He’s yet another man of authority, but this time much higher up. He’s the head of the army and the army is the essential fighting force against these monsters. The world is crumbled and this alien lived underneath the surface of the Earth for a long time. Our only defense has been these massive robots that fight back — they’re basically tanks that are put together to look like men and can walk. I play the leader of that sort of movement. Then we lose our funding, basically, and the world decides to build walls around countries, which basically means the rich can get in and the poor can’t. So our characters go, “No. We’re going to fight this our way.” It could be a box-standard, fight-against-the-aliens sort of film, but not with Guillermo.
It sounds like it’s almost a commentary on class and immigration.
Well, it’s certainly a commentary on if the world were under attack who would survive and who wouldn’t. Interestingly enough, the poor would probably more survive than the rich.
Why is that?
Because they have less and are used to less; therefore, more resilient and more tough.

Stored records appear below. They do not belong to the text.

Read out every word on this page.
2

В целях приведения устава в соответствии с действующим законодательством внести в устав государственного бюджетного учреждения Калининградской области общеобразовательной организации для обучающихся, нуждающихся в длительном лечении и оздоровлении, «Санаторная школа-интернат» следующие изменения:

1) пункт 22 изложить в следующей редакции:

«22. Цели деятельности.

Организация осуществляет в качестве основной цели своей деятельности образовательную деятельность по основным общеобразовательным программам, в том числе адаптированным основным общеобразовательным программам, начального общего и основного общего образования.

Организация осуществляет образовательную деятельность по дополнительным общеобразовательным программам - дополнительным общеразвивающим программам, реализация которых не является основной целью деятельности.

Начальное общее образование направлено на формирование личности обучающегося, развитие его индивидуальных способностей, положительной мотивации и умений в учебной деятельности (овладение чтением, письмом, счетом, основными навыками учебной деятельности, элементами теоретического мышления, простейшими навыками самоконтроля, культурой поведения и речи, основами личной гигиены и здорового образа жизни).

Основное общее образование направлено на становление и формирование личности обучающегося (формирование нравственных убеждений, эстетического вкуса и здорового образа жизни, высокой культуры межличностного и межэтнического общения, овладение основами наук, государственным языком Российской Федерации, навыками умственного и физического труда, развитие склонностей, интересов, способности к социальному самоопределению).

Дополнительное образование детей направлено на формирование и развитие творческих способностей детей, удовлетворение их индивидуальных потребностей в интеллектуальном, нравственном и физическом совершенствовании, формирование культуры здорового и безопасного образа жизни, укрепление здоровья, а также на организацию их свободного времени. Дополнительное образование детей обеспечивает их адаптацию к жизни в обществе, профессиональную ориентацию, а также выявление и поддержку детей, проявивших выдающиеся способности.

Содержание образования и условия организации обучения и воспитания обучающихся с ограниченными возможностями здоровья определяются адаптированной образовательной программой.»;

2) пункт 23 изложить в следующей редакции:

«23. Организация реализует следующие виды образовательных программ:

If an alien attacks a big skyscraper, people in the skyscraper are going to die. The people on the floor may not.
It’s often splashier and scarier to pit humans against aliens in science fiction, and to portray alien invasion as an engineer of a new, happy, human solidarity. But we’re a lot likely to get fierce international and inter-class struggle and competition before we end up in a fight with spacemen. That Del Toro is acknowledging that and giving us his signature awesome monster design has me very, very excited indeed.